Search code examples
apache-flinkflink-sql

Share dynamic tables between Flink programs


I have a Flink job that creates a Dynamic table from a database changelog stream. The table definition looks as follows:

tableEnv.sqlUpdate("""
      CREATE TABLE some_table_name (
          id INTEGER,
          name STRING,
          created_at BIGINT,
          updated_at BIGINT
      )
      WITH (
          'connector' = 'kafka',
          'topic' = 'topic',
          'properties.bootstrap.servers' = 'localhost:9092',
          'properties.zookeeper.connect' = 'localhost:2181',
          'properties.group.id' = 'group_1',
          'format' = 'debezium-json',
          'debezium-json.schema-include' = 'true'
      )
    """)

When trying to reference that table in another running Flink application on the same cluster, my program returns an error: SqlValidatorException: Object 'some_table_name' not found.

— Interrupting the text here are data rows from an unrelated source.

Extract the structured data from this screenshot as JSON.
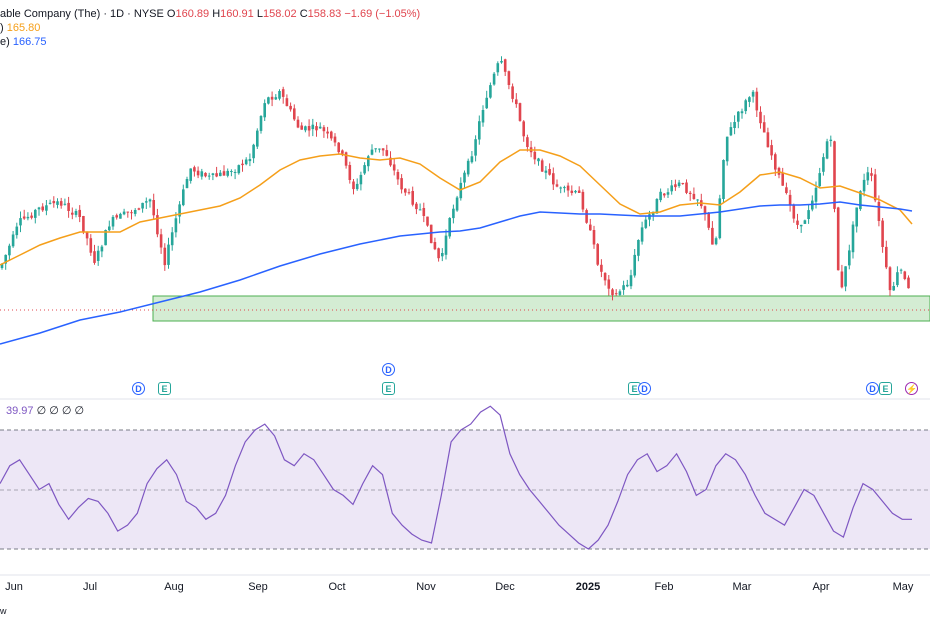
{
  "legend": {
    "title": "able Company (The) · 1D · NYSE",
    "open_label": "O",
    "open": "160.89",
    "high_label": "H",
    "high": "160.91",
    "low_label": "L",
    "low": "158.02",
    "close_label": "C",
    "close": "158.83",
    "change": "−1.69 (−1.05%)",
    "ma1_label": ")",
    "ma1_value": "165.80",
    "ma2_label": "e)",
    "ma2_value": "166.75"
  },
  "rsi_legend": {
    "value": "39.97",
    "extra": "∅ ∅ ∅ ∅"
  },
  "x_labels": [
    {
      "text": "Jun",
      "bold": false
    },
    {
      "text": "Jul",
      "bold": false
    },
    {
      "text": "Aug",
      "bold": false
    },
    {
      "text": "Sep",
      "bold": false
    },
    {
      "text": "Oct",
      "bold": false
    },
    {
      "text": "Nov",
      "bold": false
    },
    {
      "text": "Dec",
      "bold": false
    },
    {
      "text": "2025",
      "bold": true
    },
    {
      "text": "Feb",
      "bold": false
    },
    {
      "text": "Mar",
      "bold": false
    },
    {
      "text": "Apr",
      "bold": false
    },
    {
      "text": "May",
      "bold": false
    }
  ],
  "events": [
    {
      "type": "dividend",
      "label": "D"
    },
    {
      "type": "earnings",
      "label": "E"
    },
    {
      "type": "dividend",
      "label": "D"
    },
    {
      "type": "earnings",
      "label": "E"
    },
    {
      "type": "earnings",
      "label": "E"
    },
    {
      "type": "dividend",
      "label": "D"
    },
    {
      "type": "dividend",
      "label": "D"
    },
    {
      "type": "earnings",
      "label": "E"
    },
    {
      "type": "flash",
      "label": "⚡"
    }
  ],
  "footer": "w",
  "colors": {
    "up": "#26a69a",
    "down": "#e0454e",
    "ma_fast": "#f59f1a",
    "ma_slow": "#2962ff",
    "rsi": "#7e57c2",
    "rsi_band": "#ede7f6",
    "zone_fill": "#d4ecd3",
    "zone_border": "#4caf50"
  },
  "chart_data": {
    "type": "candlestick",
    "price_range": [
      135,
      178
    ],
    "support_zone": [
      150,
      153.5
    ],
    "rsi": {
      "upper": 70,
      "middle": 50,
      "lower": 30,
      "last": 39.97,
      "values": [
        52,
        58,
        60,
        55,
        50,
        52,
        45,
        40,
        44,
        47,
        46,
        42,
        36,
        38,
        42,
        52,
        57,
        60,
        55,
        46,
        44,
        40,
        42,
        48,
        58,
        66,
        70,
        72,
        68,
        60,
        58,
        62,
        60,
        55,
        50,
        48,
        45,
        52,
        58,
        55,
        42,
        38,
        35,
        33,
        32,
        48,
        66,
        70,
        72,
        76,
        78,
        75,
        62,
        55,
        50,
        46,
        42,
        38,
        35,
        32,
        30,
        33,
        38,
        46,
        55,
        60,
        62,
        56,
        58,
        62,
        56,
        48,
        50,
        58,
        62,
        60,
        55,
        48,
        42,
        40,
        38,
        44,
        50,
        48,
        42,
        36,
        34,
        44,
        52,
        50,
        46,
        42,
        40,
        39.97
      ]
    }
  }
}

Is it possible to register that table somehow such that other programs can use it? For example in a statement like this:

  tableEnv.sqlQuery("""
    SELECT count(*) FROM some_table_name
  """).execute().print()

Solution

  • Note that a table in Flink doesn't hold any data. Another Flink application can independently create another table backed by the same Kafka topic, for example . So not sharing tables between applications isn't as tragic as you might expect.

    But you can share tables by storing them in an external catalog. E.g., you could use an Apache Hive catalog for this purpose. See the docs for more info.